Does eClerx hire for Machine learning jobs?

Map of the Perfect Experience: Graduate with 2-4 years of relevant expertise in Artificial Intelligence technologies such as knowledge representation and reasoning (KRR), natural language processing (NLP), speech recognition, unsupervised machine learning, and/or reinforcement learning. Functions

Responsibilities include machine learning technology and application analysis, as well as understanding the newest industry and academic advances in AI/ML.

Deep learning/machine learning and its applications in a variety of disciplines are being researched and innovated upon. Create prototypes for a demonstration to design competitive AI/ML services and user experiences.

Assist the rest of the Company’s team in incorporating these algorithms into broader solutions.
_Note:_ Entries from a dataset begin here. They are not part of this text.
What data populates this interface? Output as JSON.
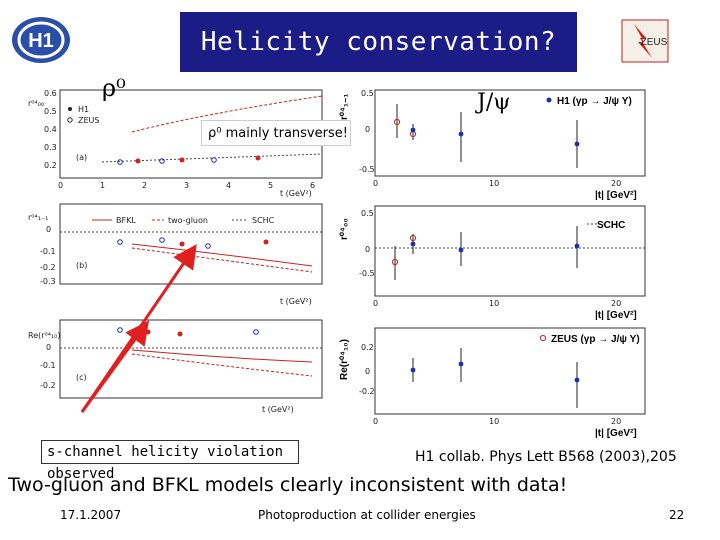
{
  "slide": {
    "title": "Helicity conservation?",
    "rho_label": "ρ⁰",
    "jpsi_label": "J/ψ",
    "note_transverse": "ρ⁰ mainly transverse!",
    "note_violation": "s-channel helicity violation observed",
    "reference": "H1 collab. Phys Lett B568 (2003),205",
    "conclusion": "Two-gluon and BFKL models clearly inconsistent with data!",
    "footer_date": "17.1.2007",
    "footer_center": "Photoproduction at collider energies",
    "page_number": "22",
    "logo_left_text": "H1",
    "logo_right_text": "ZEUS"
  },
  "colors": {
    "title_bg": "#1c1c86",
    "h1_blue": "#1a2fb0",
    "zeus_red": "#cc2222",
    "arrow_red": "#e02020"
  },
  "rho_panels": {
    "legend_h1": "H1",
    "legend_zeus": "ZEUS",
    "legend_bfkl": "BFKL",
    "legend_twogluon": "two-gluon",
    "legend_schc": "SCHC",
    "xlabel": "t (GeV²)",
    "xticks": [
      "0",
      "1",
      "2",
      "3",
      "4",
      "5",
      "6"
    ],
    "panel_a": {
      "label": "(a)",
      "yticks": [
        "0.2",
        "0.3",
        "0.4",
        "0.5",
        "0.6"
      ]
    },
    "panel_b": {
      "label": "(b)",
      "yticks": [
        "0",
        "-0.1",
        "-0.2",
        "-0.3"
      ]
    },
    "panel_c": {
      "label": "(c)",
      "yticks": [
        "0",
        "-0.1",
        "-0.2"
      ]
    }
  },
  "jpsi_panels": {
    "legend_h1": "H1 (γp → J/ψ Y)",
    "legend_zeus": "ZEUS (γp → J/ψ Y)",
    "legend_schc": "SCHC",
    "xlabel": "|t| [GeV²]",
    "xticks": [
      "0",
      "10",
      "20"
    ],
    "panel_top": {
      "yticks": [
        "0.5",
        "0",
        "-0.5"
      ]
    },
    "panel_mid": {
      "yticks": [
        "0.5",
        "0",
        "-0.5"
      ]
    },
    "panel_bot": {
      "yticks": [
        "0.2",
        "0",
        "-0.2"
      ]
    },
    "ylabel_top": "r⁰⁴₁₋₁",
    "ylabel_mid": "r⁰⁴₀₀",
    "ylabel_bot": "Re(r⁰⁴₁₀)"
  }
}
Develop these algorithms with the help of development teams.

People Skills and Personality Traits: Expertise in developing disruptive technologies and techniques, as well as a track record of innovation.
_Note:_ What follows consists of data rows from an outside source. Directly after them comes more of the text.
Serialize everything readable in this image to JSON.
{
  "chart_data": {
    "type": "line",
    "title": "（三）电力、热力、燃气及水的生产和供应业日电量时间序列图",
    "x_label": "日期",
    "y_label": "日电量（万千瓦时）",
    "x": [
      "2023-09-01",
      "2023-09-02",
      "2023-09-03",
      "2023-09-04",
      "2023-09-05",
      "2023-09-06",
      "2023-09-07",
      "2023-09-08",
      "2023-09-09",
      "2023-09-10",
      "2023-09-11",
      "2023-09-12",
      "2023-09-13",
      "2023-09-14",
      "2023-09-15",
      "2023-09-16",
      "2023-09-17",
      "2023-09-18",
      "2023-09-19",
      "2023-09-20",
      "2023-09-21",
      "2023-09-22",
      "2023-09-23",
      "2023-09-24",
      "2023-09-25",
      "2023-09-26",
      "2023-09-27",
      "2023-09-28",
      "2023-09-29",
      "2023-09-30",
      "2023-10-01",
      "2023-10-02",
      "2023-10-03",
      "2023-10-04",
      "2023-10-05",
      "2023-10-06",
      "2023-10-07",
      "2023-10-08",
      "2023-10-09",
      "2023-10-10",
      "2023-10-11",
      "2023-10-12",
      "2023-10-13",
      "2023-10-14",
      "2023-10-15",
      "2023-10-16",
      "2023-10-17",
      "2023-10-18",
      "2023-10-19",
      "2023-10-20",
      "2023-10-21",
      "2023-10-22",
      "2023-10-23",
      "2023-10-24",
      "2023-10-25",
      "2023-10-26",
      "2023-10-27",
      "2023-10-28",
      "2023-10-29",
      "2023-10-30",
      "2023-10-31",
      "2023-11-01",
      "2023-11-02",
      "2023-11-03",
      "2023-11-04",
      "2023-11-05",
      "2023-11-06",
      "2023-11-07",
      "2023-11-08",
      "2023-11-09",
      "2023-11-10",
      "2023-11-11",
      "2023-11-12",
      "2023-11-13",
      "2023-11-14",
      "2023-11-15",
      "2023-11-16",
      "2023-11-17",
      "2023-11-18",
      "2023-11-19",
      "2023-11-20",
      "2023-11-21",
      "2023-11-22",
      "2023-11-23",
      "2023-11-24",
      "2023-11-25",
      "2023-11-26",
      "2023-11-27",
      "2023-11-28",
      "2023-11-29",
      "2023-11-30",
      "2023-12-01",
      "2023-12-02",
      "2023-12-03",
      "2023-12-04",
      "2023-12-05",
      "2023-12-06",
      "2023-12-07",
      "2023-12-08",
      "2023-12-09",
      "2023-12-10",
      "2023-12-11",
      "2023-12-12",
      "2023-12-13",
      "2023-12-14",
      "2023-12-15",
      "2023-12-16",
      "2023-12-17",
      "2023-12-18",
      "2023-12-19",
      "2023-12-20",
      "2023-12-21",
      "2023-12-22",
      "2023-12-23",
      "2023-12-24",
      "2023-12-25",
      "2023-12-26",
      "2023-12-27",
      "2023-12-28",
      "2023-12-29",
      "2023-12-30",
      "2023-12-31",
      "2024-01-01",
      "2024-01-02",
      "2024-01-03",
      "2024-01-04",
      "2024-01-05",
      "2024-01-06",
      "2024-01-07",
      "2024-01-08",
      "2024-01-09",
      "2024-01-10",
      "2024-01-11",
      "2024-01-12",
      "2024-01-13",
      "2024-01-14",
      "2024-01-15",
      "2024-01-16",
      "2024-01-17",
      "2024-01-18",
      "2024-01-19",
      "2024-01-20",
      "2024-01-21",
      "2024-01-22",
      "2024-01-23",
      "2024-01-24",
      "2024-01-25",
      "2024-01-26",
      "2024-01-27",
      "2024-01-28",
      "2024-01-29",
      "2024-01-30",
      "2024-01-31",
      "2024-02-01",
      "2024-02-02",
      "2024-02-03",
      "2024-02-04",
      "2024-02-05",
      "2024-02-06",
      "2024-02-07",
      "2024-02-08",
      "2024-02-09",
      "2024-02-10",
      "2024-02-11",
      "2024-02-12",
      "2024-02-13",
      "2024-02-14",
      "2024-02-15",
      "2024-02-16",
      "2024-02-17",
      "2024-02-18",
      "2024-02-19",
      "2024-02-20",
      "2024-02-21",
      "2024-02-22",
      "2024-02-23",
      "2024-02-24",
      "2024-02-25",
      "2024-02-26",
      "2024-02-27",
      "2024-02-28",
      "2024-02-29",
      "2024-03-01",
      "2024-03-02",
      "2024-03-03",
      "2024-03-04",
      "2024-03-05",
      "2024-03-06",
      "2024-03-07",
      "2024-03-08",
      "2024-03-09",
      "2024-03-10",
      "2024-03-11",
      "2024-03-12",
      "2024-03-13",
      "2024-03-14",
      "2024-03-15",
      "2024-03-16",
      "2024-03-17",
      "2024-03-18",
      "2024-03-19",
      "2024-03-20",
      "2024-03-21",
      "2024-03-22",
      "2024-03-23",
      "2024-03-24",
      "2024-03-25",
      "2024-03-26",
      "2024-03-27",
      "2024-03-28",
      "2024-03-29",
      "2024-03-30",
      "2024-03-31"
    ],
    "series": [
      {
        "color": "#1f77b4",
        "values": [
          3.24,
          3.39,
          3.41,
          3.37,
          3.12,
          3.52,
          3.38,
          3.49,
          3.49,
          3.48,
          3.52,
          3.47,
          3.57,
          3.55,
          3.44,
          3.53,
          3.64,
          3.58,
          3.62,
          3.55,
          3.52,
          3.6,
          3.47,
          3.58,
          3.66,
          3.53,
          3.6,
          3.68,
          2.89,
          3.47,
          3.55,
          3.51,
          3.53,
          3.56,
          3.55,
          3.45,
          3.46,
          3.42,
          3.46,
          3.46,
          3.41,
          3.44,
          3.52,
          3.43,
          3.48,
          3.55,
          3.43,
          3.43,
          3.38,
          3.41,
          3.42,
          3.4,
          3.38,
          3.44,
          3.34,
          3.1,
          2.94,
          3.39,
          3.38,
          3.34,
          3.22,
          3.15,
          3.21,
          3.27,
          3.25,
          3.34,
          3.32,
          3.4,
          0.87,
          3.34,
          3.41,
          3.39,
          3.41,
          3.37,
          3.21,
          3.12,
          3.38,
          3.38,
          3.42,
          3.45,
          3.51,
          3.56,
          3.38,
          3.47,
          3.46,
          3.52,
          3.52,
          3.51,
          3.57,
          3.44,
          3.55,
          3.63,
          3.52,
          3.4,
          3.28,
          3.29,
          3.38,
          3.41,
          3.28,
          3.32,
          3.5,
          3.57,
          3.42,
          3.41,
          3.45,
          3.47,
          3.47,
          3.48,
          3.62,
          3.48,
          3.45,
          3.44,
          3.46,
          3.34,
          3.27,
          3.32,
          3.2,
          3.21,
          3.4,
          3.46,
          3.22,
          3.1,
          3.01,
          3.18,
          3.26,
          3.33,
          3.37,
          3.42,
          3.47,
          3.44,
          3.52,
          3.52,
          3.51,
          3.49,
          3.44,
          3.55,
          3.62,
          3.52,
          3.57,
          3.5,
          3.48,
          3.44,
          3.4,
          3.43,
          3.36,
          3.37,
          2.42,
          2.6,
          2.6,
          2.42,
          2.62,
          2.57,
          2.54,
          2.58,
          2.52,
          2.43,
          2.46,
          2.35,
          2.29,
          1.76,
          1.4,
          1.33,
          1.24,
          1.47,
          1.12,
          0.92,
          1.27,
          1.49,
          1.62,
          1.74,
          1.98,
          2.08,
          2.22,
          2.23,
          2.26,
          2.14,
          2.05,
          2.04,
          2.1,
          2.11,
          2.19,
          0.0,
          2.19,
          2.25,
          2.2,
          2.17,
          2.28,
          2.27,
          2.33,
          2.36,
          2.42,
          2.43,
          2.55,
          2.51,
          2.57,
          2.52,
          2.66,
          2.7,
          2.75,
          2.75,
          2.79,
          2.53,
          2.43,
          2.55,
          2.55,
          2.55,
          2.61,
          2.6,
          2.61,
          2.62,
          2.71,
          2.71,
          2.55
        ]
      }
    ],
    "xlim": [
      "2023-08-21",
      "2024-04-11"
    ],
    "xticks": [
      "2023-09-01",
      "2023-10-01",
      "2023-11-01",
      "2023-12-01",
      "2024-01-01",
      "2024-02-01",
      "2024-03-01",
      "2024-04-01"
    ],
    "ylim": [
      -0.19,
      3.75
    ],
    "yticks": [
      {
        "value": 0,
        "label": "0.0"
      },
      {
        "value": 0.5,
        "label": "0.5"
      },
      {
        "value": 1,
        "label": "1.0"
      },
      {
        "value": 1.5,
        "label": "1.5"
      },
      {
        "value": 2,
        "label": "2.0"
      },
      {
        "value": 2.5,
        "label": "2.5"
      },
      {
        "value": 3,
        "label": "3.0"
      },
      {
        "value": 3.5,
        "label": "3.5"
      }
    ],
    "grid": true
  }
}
Highly capable of thinking in a methodical manner and redefining solutions in order to outperform competitors.

Self-motivated, active, and creative, with the capacity to operate in a global team Curious about existing solutions and eager to test them with new technological concepts.

Technical Skills: Demonstrated expertise in deep learning techniques as well as AI system design and architecture.

Excellent grasp of the architecture, components, and needs of complex systems Advanced Python programming skills, including a conceptual grasp of relational databases and hands-on competence working in a Linux computing environment, as well as the usage of Numpy, Scipy, and Pandas for numerical/analytical computing.

Relevant experience in the domain of Knowledge Representation and Reasoning (KRR) and associated information integration techniques for uncertainty in combination with logical methods propositional logic, first-order logic, and constraint fulfillment methods (e.g., Bayesian, probabilistic soft logic) Combining the aforementioned with natural language and the aforementioned with machine learning.